I recently got interested in visual astronomy and decided to dip my toe in the water by getting a set of Celestron Skymaster 15x70 binoculars and a tripod, and from the first crisp views of the moon and Pleiades I was hooked. I immediately started doing a ton of research into a telescope, and I think I've settled on getting a computerized/go-to one, like the Celestron nexstar series. I really want something that excels at planetary viewing, but something that I could also eventually adapt and use for astrophotography of DSOs.
Though I've never used a telescope before, I've learned a lot in my research about how telescopes work, what equipment is needed to actually use them correctly, what results to actually expect as a beginner, etc, and I think I know what I'm getting myself into. On the other hand, I'm worried I might be underestimating how much work will go into keeping the telescope (and associated equipment) maintained without the right knowledge/experience, or that I'll get the telescope and then just not be able to figure out how to actually use it correctly. For example, I know the nexstar mount finds objects and tracks them for you, but you need to align the scope first, which means that you need some knowledge of the sky.
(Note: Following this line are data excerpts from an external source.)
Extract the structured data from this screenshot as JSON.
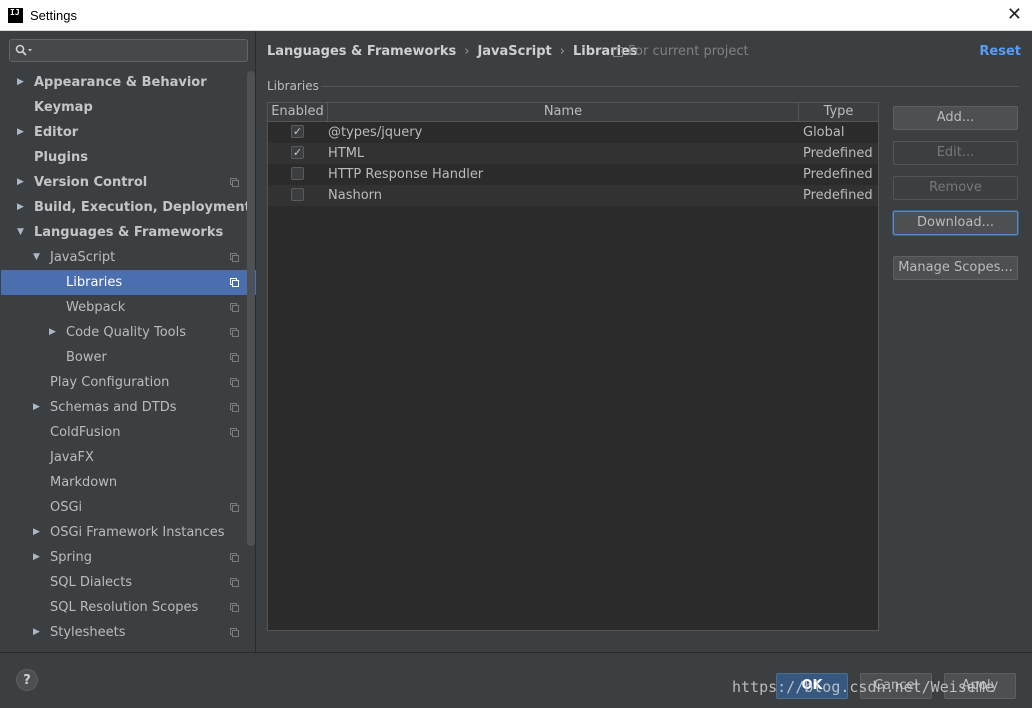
{
  "window": {
    "title": "Settings",
    "app_icon": "IJ"
  },
  "sidebar": {
    "search_placeholder": "",
    "items": [
      {
        "label": "Appearance & Behavior",
        "bold": true,
        "level": 0,
        "arrow": "right",
        "copy": false
      },
      {
        "label": "Keymap",
        "bold": true,
        "level": 0,
        "arrow": "",
        "copy": false
      },
      {
        "label": "Editor",
        "bold": true,
        "level": 0,
        "arrow": "right",
        "copy": false
      },
      {
        "label": "Plugins",
        "bold": true,
        "level": 0,
        "arrow": "",
        "copy": false
      },
      {
        "label": "Version Control",
        "bold": true,
        "level": 0,
        "arrow": "right",
        "copy": true
      },
      {
        "label": "Build, Execution, Deployment",
        "bold": true,
        "level": 0,
        "arrow": "right",
        "copy": false
      },
      {
        "label": "Languages & Frameworks",
        "bold": true,
        "level": 0,
        "arrow": "down",
        "copy": false
      },
      {
        "label": "JavaScript",
        "bold": false,
        "level": 1,
        "arrow": "down",
        "copy": true
      },
      {
        "label": "Libraries",
        "bold": false,
        "level": 2,
        "arrow": "",
        "copy": true,
        "selected": true
      },
      {
        "label": "Webpack",
        "bold": false,
        "level": 2,
        "arrow": "",
        "copy": true
      },
      {
        "label": "Code Quality Tools",
        "bold": false,
        "level": 2,
        "arrow": "right",
        "copy": true
      },
      {
        "label": "Bower",
        "bold": false,
        "level": 2,
        "arrow": "",
        "copy": true
      },
      {
        "label": "Play Configuration",
        "bold": false,
        "level": 1,
        "arrow": "",
        "copy": true
      },
      {
        "label": "Schemas and DTDs",
        "bold": false,
        "level": 1,
        "arrow": "right",
        "copy": true
      },
      {
        "label": "ColdFusion",
        "bold": false,
        "level": 1,
        "arrow": "",
        "copy": true
      },
      {
        "label": "JavaFX",
        "bold": false,
        "level": 1,
        "arrow": "",
        "copy": false
      },
      {
        "label": "Markdown",
        "bold": false,
        "level": 1,
        "arrow": "",
        "copy": false
      },
      {
        "label": "OSGi",
        "bold": false,
        "level": 1,
        "arrow": "",
        "copy": true
      },
      {
        "label": "OSGi Framework Instances",
        "bold": false,
        "level": 1,
        "arrow": "right",
        "copy": false
      },
      {
        "label": "Spring",
        "bold": false,
        "level": 1,
        "arrow": "right",
        "copy": true
      },
      {
        "label": "SQL Dialects",
        "bold": false,
        "level": 1,
        "arrow": "",
        "copy": true
      },
      {
        "label": "SQL Resolution Scopes",
        "bold": false,
        "level": 1,
        "arrow": "",
        "copy": true
      },
      {
        "label": "Stylesheets",
        "bold": false,
        "level": 1,
        "arrow": "right",
        "copy": true
      }
    ]
  },
  "header": {
    "breadcrumb": [
      "Languages & Frameworks",
      "JavaScript",
      "Libraries"
    ],
    "scope_note": "For current project",
    "reset_label": "Reset"
  },
  "libraries": {
    "section_title": "Libraries",
    "columns": [
      "Enabled",
      "Name",
      "Type"
    ],
    "rows": [
      {
        "enabled": true,
        "name": "@types/jquery",
        "type": "Global"
      },
      {
        "enabled": true,
        "name": "HTML",
        "type": "Predefined"
      },
      {
        "enabled": false,
        "name": "HTTP Response Handler",
        "type": "Predefined"
      },
      {
        "enabled": false,
        "name": "Nashorn",
        "type": "Predefined"
      }
    ]
  },
  "buttons": {
    "add": "Add...",
    "edit": "Edit...",
    "remove": "Remove",
    "download": "Download...",
    "manage_scopes": "Manage Scopes..."
  },
  "footer": {
    "help": "?",
    "ok": "OK",
    "cancel": "Cancel",
    "apply": "Apply",
    "watermark": "https://blog.csdn.net/WeiseMe"
  },
  "colors": {
    "background": "#3c3f41",
    "selection": "#4b6eaf",
    "link": "#589df6",
    "table_bg": "#2b2b2b"
  }
}
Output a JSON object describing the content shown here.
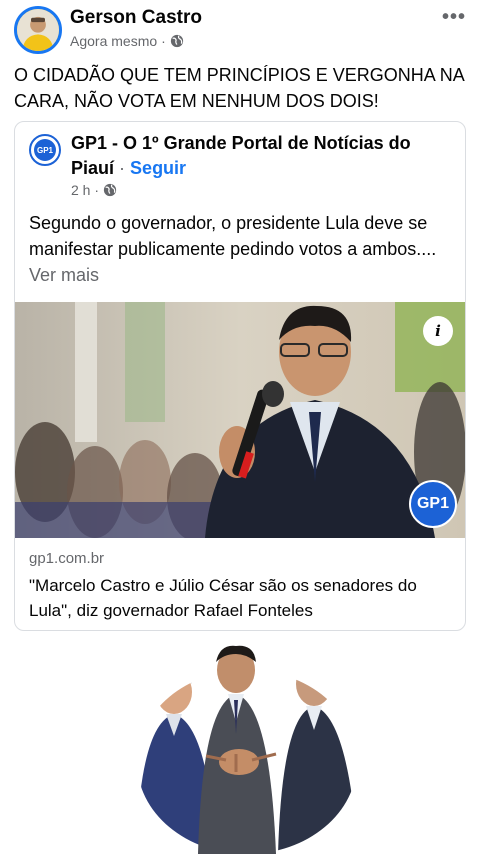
{
  "post": {
    "author": "Gerson Castro",
    "time": "Agora mesmo",
    "privacy_icon": "globe-icon",
    "more_icon": "more-options-icon",
    "more_glyph": "•••",
    "text": "O CIDADÃO QUE TEM PRINCÍPIOS E VERGONHA NA CARA, NÃO VOTA EM NENHUM DOS DOIS!"
  },
  "shared": {
    "page_name": "GP1 - O 1º Grande Portal de Notícias do Piauí",
    "separator": "·",
    "follow_label": "Seguir",
    "logo_text": "GP1",
    "time": "2 h ·",
    "text": "Segundo o governador, o presidente Lula deve se manifestar publicamente pedindo votos a ambos....",
    "see_more": "Ver mais",
    "info_glyph": "i",
    "image_badge": "GP1",
    "link_domain": "gp1.com.br",
    "link_title": "\"Marcelo Castro e Júlio César são os senadores do Lula\", diz governador Rafael Fonteles"
  },
  "colors": {
    "accent": "#1877f2",
    "gp1_blue": "#1c62d6",
    "muted": "#65676b"
  }
}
I've been looking at a lot of used nexstar telescope postings, thinking that I could start out with an inexpensive purchase (and maybe the smaller scope - the 4SE) first to make all the beginner mistakes and get some experience before graduating to a larger and more expensive scope.
I'm hoping some experienced telescope users who actually know what they're talking about will look at my ramblings and hopefully clear up any misconceptions I probably have and point me in the right direction.
Thanks in advance.
You posted on a DSO imaging forum, so this answer will apply to that. As explained below, you need to consult other forums here for other things you wish to do.
It's not a question of ambition. It's a question of paying attention the the experience of others who have walked that path. Some no doubt more ambitious, some less.
It's a question of paying attention to the recognized experts in the field, and their advice. I'm not including myself.
It's a question of understanding that DSO imaging is an unintuitive activity, and that using your intuition is very risky.
Perhaps most of all it's a question of understanding the VERY different natures of: visual astronomy, using your eye; planetary imaging, using a camera on extremely bright (sunlit) targets; and DSO imaging, using a camera on very dim things, dim because they're so very far away.
The fourth thing is OFTEN overlooked as being a lot different than the third. LEARNING DSO imaging. It has special needs. As many people have found out.
Those are four different things. What works for one activity may EASILY not work for another.
My specialty is giving advice about how to LEARN DSO imaging. I base it on reading what other people have written. So I quote them. Here's the most important thing.
"The recurring theme and BEST PIECE OF ADVICE BY FAR I received over and over again was a) the mount is king and everything else comes second b) start with a widefield refractor and build your skills and go from there. There is so much involved and building good practices and habits and foundational building from the start will save you a lot of wasted time and heartache."
"Convincing me to start with a smaller widefield APO and get the best mount I possibly could even at the expense of the scope proved to be incredible wisdom that I have passed along."
"After months of learning and overcoming challenges <with the SCT>, and finally buying a shorter FL APO refractor, I really really really wish I had listened to everyone on here and started learning the imaging basics on THAT frac instead of on the SCT. Trust me"
Don't trust me, trust him. <smile>
But, you say you only have the budget for one setup for everything? Visual. Planetary imaging. Learning DSO imaging.
That's an extremely common wish. We all would like that. But it simply doesn't exist. No more than a car which could win drag racing events, win the F1 race at Monaco, and haul thousands of pounds of freight across the country.
The closest two are visual and planetary imaging. Your setup could work well for both of those. Just not learning DSO imaging.
Since your budget is low, I'll close with a picture of the most economical good setup for learning DSO imaging. In order of importance.
A camera tracker (the mount is the most important thing in learning DSO imaging).
A camera lens, short and light optics are what lets you use such an inexpensive mount.
A DSLR camera, which you may already have, or which can be purchased used cheaply, especially since they're out of fashion.
As I said, intuition is a bad guide. Here's a good one, from an expert of many years experience, who has done it all.
The above post was written because you posted on a DSO imaging forum. For visual astronomy, there's a Beginners forum. For planetary imaging, Major and Minor Planet imaging.
Different activities, require different forums, too.
Last note. Here's what you're underestimating, as most all beginners do.
The difficulty (and cost) of learning DSO imaging. The pretty pictures do not come easy. <smile> I've been at it, hard, for seven years. And I'm still learning. That's a good thing, in my opinion.
Edited by bobzeq25, 03 October 2023 - 01:35 PM.